I would like to parse a text file on my blob storage container, but I get an error message which says: permission denied when access stream.
I guess I have to use an Access keys for my storage account, but how can I do this in the code?
My program works when using a public blob container from microsoft learn.
# Auth
from azure.identity import DefaultAzureCredential
from azure.ai.ml.entities import AmlCompute
from azure.ai.ml import UserIdentityConfiguration
from azure.ai.ml import MLClient, command, Input
from azure.ai.ml.constants import AssetTypes, InputOutputModes
import pandas as pd
from azure.storage.blob import BlobServiceClient
ml_client = MLClient.from_config(credential=DefaultAzureCredential())
gpu_compute_target = "gpu-cluster"
curated_env_name = "TensorFlow_Train_Env:2"
blob_csv_path = "wasbs://mycontainername@mystorageaccount.blob.core.windows.net/read1.txt"
job = command(
inputs={
"csv_file" : Input(type=AssetTypes.URI_FILE, path=blob_csv_path, mode=InputOutputModes.RO_MOUNT),
},
compute=gpu_compute_target,
environment=curated_env_name,
code="./src/",
command="python test2.py --data-file ${{inputs.csv_file}}",
experiment_name="tf-test-expname",
display_name="tensorflow-test_displayname",
)
ml_client.jobs.create_or_update(job)
To read a CSV from blob, you can also give a path using either the https://
protocol or the azureml://
protocol.
First, create a datastore using the storage account where your CSV is located.

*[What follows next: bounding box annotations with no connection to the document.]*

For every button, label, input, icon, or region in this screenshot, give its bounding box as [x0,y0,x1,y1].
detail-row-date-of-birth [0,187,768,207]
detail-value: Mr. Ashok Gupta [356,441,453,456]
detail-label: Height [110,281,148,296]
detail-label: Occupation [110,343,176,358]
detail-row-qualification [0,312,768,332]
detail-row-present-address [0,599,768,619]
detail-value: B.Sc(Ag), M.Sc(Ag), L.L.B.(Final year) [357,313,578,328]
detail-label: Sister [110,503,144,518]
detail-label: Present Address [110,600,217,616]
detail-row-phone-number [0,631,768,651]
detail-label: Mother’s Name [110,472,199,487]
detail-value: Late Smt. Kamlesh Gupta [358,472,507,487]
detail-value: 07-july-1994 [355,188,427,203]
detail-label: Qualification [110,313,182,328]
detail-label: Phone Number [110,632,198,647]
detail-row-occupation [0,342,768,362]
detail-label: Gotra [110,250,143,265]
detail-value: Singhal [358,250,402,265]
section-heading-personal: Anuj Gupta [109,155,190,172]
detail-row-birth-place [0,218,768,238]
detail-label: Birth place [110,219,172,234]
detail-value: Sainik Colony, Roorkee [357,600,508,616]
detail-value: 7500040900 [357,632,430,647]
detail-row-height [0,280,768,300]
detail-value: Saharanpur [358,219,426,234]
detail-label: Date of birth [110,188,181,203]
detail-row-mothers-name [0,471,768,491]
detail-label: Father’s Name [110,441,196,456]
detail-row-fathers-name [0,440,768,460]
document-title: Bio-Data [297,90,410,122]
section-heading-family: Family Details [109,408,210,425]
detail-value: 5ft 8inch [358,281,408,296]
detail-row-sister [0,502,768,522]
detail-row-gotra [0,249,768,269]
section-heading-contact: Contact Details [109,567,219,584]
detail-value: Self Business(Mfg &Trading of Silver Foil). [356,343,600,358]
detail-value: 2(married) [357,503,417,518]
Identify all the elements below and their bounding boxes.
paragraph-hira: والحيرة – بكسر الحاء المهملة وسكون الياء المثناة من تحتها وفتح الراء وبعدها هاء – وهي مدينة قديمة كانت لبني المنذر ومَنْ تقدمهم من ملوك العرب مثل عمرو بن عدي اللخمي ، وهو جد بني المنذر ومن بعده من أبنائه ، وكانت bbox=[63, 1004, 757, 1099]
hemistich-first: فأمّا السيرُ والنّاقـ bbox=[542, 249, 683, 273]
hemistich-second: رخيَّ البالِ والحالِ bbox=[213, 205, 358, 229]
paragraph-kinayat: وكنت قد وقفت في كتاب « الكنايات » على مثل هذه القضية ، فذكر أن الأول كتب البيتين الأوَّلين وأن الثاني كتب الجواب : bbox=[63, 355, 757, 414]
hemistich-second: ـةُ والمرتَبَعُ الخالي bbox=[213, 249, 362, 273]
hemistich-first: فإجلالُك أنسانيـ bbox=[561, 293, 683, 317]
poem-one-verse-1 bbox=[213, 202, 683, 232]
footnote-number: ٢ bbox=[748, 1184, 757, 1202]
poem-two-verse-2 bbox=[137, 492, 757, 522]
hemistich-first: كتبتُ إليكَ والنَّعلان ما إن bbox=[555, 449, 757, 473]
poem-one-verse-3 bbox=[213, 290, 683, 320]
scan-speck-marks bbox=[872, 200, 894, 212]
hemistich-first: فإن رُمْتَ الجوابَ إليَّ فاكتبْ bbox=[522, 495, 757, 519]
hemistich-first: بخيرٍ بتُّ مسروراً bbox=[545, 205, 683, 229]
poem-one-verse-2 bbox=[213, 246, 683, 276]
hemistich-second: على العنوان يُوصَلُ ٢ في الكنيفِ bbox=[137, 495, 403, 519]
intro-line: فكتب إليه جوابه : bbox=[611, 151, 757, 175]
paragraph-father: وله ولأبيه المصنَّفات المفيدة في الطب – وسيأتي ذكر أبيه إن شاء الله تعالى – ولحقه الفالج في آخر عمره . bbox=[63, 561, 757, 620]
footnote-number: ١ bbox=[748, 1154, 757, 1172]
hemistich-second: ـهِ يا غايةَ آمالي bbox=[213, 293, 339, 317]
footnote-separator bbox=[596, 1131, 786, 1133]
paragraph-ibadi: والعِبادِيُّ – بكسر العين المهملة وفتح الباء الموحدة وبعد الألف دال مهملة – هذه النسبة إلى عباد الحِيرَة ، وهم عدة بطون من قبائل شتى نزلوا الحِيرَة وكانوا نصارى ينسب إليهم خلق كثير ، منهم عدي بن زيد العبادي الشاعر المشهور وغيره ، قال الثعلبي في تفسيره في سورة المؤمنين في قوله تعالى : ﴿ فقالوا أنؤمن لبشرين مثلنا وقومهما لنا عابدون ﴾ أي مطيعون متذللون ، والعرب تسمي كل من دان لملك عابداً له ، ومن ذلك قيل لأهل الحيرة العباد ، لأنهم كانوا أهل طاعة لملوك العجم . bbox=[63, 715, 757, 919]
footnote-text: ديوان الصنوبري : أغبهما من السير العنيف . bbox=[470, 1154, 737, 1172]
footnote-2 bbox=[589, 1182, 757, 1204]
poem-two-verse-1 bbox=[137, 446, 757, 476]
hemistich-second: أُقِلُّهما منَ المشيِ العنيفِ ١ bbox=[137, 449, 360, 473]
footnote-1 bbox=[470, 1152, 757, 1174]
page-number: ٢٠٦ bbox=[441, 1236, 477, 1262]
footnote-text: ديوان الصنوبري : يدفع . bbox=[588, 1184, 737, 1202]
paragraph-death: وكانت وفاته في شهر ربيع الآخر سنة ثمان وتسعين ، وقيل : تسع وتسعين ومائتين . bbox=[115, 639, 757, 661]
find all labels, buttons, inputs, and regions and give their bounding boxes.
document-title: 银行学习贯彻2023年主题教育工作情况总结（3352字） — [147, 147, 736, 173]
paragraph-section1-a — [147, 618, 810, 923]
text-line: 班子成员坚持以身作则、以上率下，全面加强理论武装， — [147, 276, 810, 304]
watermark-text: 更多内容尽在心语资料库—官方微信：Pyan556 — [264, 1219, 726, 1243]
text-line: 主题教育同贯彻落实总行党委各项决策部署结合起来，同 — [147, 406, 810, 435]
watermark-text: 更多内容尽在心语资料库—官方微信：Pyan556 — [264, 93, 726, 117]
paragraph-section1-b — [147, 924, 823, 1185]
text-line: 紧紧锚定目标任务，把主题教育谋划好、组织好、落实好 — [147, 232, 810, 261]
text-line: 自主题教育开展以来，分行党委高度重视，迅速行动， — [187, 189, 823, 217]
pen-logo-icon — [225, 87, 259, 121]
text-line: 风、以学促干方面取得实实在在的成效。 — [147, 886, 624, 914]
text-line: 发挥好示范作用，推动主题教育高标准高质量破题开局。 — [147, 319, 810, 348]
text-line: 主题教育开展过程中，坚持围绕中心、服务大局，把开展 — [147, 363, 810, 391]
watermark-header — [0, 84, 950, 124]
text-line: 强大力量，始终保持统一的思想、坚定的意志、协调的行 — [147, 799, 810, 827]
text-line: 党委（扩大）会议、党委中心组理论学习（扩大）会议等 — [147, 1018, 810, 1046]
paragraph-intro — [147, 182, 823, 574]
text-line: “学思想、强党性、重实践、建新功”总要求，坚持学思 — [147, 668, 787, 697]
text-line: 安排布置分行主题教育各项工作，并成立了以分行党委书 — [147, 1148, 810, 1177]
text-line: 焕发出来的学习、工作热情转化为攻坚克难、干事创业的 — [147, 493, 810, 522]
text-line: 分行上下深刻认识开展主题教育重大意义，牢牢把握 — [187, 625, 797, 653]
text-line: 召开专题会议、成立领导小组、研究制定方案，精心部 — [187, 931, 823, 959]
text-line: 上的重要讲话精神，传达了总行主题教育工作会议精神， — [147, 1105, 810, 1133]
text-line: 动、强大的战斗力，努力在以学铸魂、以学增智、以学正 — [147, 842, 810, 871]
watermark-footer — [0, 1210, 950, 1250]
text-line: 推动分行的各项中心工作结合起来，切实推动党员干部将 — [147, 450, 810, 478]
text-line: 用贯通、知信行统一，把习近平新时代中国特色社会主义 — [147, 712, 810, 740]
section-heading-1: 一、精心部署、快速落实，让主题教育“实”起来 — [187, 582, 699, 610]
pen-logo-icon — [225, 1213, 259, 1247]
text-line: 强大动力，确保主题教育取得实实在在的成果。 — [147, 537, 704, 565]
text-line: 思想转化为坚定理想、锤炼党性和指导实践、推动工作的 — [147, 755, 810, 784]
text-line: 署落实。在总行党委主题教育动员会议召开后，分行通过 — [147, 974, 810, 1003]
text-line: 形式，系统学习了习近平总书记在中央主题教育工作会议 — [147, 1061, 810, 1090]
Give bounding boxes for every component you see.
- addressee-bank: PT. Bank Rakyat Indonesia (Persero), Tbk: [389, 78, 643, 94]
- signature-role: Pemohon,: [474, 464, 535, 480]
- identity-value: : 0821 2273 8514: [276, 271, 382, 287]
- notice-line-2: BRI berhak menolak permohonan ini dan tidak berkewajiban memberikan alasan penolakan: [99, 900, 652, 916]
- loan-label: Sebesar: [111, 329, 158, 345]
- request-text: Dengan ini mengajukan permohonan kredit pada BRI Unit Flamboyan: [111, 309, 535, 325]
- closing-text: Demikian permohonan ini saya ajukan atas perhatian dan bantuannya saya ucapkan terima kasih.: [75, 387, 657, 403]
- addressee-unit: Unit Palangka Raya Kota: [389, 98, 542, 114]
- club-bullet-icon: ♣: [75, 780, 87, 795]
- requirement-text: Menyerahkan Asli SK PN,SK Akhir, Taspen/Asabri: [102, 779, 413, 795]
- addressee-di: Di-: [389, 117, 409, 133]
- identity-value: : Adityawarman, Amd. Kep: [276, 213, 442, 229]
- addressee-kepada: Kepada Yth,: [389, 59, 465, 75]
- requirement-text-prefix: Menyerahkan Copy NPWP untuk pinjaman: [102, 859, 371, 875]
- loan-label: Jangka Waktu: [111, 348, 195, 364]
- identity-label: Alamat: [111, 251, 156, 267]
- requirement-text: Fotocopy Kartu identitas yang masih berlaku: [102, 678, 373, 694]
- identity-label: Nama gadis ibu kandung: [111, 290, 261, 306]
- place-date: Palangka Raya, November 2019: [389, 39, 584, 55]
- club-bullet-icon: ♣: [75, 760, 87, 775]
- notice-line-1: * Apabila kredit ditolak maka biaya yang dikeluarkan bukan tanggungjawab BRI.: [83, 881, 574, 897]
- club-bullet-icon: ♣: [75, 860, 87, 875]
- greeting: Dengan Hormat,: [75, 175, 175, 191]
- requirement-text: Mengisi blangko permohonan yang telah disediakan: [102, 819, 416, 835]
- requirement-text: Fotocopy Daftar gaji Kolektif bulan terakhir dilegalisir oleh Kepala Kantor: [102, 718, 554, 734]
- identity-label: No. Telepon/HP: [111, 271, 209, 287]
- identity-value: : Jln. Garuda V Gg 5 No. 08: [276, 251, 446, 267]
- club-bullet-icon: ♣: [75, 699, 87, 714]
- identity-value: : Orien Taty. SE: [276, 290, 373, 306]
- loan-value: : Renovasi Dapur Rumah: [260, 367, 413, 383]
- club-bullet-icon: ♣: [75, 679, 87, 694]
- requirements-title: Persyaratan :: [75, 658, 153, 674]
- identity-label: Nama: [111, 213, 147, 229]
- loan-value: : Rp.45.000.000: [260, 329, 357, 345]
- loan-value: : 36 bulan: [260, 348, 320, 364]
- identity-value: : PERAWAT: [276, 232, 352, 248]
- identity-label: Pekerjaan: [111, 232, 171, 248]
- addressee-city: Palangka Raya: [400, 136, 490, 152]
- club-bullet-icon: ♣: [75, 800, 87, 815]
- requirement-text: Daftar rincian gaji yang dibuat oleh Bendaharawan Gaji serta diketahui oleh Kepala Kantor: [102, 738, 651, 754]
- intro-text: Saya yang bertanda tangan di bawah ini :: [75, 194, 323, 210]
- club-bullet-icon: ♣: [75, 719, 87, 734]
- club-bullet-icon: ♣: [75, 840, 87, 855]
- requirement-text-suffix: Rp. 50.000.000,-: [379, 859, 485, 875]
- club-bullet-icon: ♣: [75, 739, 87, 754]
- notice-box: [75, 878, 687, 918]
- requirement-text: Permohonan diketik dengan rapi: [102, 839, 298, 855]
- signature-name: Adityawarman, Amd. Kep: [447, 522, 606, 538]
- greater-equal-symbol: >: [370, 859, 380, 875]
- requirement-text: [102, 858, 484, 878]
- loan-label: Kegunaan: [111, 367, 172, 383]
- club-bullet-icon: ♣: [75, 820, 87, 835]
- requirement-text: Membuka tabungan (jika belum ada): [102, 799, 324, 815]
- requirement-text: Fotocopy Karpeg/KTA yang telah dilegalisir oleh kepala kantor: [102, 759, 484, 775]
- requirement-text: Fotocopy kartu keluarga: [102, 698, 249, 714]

Go to Data > Datastores > Create.
Next, give a name to the datastore and provide the access key.
Click on create.
After creating, browse to your CSV file.
and click copy uri. You will be prompted with 2 kinds of URIs.
URI
Select any one of them and pass that path to your job. This datastore can be used for any data present in your blob storage, with no need to configure every time.